On that day, Judge Burke announced that he was sentencing Weinstein to twenty-three years in prison. Harvey’s head dropped to his chest. He did not unleash his famous temper. Instead, he feebly responded, as if he could not believe this was happening to him, “But I’m innocent.” He said this to his lawyers three times.

It was a long, dark road to this point. Innocent is a word few others would use to describe Harvey Weinstein, in this or any other context. Championing good movies and exhibiting good behavior did not always overlap in Hollywood, but Harvey broadened the chasm between the two. How extreme that divide was in the motion picture industry is one of the questions this book explores. The pressing question is how, and why, he was enabled, decade after decade, by the silence or shuttered eyes of so many in Hollywood, including so many of those who worked for him, to get away with sexually abusing women. To understand this culture of silence, it’s necessary to take a close look at the architecture of collusion, both intentional and unwitting, that he built at his companies.


Those who worked for Harvey were daunted by his talent yet terrorized by his volcanic personality. After a long day in the office, staff members would sometimes repair to a bar for a recuperative drink to ponder the source of Harvey’s frightening rage.
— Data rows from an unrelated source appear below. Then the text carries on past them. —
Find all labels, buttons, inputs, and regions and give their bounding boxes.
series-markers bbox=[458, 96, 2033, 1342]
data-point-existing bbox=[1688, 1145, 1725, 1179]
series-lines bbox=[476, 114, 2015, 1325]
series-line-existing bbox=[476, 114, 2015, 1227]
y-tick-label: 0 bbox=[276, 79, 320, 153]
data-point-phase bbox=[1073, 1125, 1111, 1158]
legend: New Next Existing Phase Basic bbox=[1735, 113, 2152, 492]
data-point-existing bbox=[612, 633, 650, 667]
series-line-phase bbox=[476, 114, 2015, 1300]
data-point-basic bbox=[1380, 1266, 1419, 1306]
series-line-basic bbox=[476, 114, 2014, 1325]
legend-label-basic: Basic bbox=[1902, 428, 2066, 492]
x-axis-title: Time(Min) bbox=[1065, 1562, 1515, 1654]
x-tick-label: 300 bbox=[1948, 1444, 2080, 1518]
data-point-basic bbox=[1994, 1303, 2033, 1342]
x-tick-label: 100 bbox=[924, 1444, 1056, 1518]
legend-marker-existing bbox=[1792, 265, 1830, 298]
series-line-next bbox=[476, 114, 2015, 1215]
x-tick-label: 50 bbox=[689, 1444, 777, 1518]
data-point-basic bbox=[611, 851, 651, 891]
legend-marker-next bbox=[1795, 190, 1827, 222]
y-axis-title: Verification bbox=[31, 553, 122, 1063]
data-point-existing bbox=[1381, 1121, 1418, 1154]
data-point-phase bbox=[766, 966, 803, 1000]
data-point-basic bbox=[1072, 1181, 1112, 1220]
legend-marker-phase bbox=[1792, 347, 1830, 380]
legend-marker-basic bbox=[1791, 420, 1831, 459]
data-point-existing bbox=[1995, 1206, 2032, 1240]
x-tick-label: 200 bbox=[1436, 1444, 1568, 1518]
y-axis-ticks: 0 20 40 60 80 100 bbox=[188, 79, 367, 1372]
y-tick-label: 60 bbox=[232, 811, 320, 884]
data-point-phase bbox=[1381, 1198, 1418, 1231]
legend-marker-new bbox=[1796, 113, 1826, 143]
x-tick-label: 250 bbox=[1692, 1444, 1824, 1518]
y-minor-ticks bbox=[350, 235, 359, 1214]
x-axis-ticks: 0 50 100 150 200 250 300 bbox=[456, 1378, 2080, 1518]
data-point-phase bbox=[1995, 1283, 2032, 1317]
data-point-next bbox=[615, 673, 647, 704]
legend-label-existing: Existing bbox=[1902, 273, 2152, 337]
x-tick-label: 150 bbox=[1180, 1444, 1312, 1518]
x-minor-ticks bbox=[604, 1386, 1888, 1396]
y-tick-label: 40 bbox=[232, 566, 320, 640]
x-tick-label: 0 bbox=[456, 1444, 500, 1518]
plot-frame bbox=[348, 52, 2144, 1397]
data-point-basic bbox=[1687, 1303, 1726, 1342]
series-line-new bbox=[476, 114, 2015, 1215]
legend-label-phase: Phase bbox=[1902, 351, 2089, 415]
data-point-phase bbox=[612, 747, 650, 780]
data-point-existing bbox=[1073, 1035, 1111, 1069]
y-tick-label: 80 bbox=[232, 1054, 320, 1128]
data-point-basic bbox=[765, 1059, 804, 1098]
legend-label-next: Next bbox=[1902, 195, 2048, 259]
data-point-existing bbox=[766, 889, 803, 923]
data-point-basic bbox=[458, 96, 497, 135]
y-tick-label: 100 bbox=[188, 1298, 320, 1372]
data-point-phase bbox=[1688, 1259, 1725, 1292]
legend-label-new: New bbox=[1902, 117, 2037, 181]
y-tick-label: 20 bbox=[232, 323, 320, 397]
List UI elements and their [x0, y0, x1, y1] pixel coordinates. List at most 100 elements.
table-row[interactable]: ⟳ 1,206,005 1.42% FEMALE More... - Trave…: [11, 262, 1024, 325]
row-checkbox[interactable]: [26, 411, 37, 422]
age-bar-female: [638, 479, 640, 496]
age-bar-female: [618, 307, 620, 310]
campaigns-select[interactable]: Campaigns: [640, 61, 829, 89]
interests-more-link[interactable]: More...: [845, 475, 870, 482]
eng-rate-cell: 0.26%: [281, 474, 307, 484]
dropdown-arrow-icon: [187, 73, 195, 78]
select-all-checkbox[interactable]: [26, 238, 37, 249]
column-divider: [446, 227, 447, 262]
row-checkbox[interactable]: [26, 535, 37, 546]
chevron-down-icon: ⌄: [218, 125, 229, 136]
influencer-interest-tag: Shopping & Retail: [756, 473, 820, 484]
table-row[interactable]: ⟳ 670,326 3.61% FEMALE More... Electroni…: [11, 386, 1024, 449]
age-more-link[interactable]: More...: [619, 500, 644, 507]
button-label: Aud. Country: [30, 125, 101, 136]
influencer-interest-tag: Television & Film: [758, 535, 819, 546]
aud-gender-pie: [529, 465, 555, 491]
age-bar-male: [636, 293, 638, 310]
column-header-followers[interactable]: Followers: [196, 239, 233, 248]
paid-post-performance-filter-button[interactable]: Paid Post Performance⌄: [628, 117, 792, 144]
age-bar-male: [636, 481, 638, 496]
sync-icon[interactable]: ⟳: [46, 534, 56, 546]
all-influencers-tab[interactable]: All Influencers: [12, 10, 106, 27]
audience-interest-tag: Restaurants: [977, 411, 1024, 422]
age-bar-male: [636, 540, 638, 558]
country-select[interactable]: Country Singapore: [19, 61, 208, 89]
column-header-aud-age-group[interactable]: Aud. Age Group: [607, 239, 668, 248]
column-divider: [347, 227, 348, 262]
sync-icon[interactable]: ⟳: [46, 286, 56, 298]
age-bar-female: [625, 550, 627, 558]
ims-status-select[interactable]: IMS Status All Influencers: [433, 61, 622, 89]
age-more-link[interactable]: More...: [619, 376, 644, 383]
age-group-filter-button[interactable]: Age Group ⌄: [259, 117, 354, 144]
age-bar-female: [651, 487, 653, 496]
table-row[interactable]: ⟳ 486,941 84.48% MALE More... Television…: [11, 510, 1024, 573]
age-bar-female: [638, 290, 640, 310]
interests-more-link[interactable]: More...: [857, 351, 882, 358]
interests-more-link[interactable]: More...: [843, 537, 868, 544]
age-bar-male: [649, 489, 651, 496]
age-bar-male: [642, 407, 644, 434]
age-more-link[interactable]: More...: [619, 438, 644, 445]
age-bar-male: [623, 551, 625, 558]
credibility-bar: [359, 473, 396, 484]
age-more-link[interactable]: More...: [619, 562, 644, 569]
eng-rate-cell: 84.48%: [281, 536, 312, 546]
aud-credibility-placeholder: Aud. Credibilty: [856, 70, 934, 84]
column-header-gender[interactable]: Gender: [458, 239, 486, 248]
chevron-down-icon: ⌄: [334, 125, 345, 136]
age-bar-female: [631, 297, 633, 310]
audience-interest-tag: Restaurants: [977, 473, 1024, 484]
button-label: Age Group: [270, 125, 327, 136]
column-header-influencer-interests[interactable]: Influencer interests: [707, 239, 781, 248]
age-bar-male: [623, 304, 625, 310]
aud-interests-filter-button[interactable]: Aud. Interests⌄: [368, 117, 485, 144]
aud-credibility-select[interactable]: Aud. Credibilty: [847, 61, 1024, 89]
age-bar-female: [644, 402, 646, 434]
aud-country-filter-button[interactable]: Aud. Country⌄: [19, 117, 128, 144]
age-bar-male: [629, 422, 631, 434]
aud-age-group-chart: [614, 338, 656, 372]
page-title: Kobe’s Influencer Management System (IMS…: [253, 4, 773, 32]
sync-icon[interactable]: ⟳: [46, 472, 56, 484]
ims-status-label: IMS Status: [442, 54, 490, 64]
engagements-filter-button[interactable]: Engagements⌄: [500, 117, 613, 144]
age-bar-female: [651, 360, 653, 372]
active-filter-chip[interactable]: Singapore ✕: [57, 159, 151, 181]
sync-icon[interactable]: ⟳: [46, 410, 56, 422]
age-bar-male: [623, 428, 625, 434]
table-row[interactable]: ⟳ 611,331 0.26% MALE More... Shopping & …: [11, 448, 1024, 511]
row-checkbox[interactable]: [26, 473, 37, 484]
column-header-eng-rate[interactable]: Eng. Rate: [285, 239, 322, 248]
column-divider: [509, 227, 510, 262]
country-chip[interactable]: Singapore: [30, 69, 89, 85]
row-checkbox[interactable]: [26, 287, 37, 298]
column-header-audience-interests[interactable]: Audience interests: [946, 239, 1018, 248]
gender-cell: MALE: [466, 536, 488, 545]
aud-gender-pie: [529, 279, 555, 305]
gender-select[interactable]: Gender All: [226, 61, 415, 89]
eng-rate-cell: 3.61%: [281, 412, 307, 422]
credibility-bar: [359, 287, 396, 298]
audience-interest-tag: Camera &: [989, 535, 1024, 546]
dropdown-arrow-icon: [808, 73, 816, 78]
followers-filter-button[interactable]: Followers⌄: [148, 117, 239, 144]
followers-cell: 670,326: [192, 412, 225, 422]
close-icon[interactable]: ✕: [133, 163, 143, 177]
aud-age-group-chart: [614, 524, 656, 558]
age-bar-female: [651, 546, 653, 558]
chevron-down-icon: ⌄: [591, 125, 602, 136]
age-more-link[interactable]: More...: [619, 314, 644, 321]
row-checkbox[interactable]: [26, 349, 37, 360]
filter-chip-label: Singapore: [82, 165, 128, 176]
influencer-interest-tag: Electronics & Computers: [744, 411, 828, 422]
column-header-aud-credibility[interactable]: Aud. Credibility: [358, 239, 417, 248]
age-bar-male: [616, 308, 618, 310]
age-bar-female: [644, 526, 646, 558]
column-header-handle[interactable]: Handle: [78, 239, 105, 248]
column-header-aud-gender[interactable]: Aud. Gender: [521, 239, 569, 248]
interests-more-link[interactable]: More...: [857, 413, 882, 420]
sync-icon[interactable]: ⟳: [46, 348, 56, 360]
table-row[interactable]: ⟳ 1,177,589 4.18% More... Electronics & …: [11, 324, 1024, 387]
As Amanda Lundberg, who started working at Miramax in 1988 and in her ten years there rose to worldwide head of public relations, put it, “We used to say of his home,  ‘They  must  have  done a number on those kids.’ Shocked by Harvey’s behavior, a former intimate confided, “He’s like someone who’s been raised by wolves.”

But upbringing can only explain so much. Harvey’s life offers confirmation of the Greek philosopher’s adage popularized by George Eliot, “Character is destiny.” Just as Richard Nixon or Donald Trump drowned in the currents of malice and paranoia that overwhelmed their judgment, Harvey Weinstein was unable to tame the demons that warped his behavior and will shape his legacy: One, his ferocious rage, which erupted without warning, alienating colleagues and competitors. Two, his predatory sexual compulsions, which he indulged and successfully masked for decades. Three, his promiscuous spending on films and expense accounts, nearly bankrupting his companies. And four, his unhinged, Shakespeare-worthy relationship with his younger brother, Bob Weinstein, which gyrated from an impregnable partnership to screaming matches, stony estrangements, and, at least once, bloody blows.

Harvey Weinstein was found guilty of crimes prompted by his raging impulses and his unquenchable need to dominate. But the question his staff asked still lingers, rooted in one of the great films Harvey loved and hoped to emulate. Orson Welles spoke of his creation, Charles Foster Kane, as being burdened by an “enraged conviction that no one exists but himself, his refusal to admit the existence of other people with whom one must compromise, whose feelings one must take into account.”

What is Harvey Weinstein’s Rosebud—a loss, a lack, that explains what came after? Is there an explanation for a life lived as he has? Any such search begins in the Flushing, Queens, home where Harvey was raised.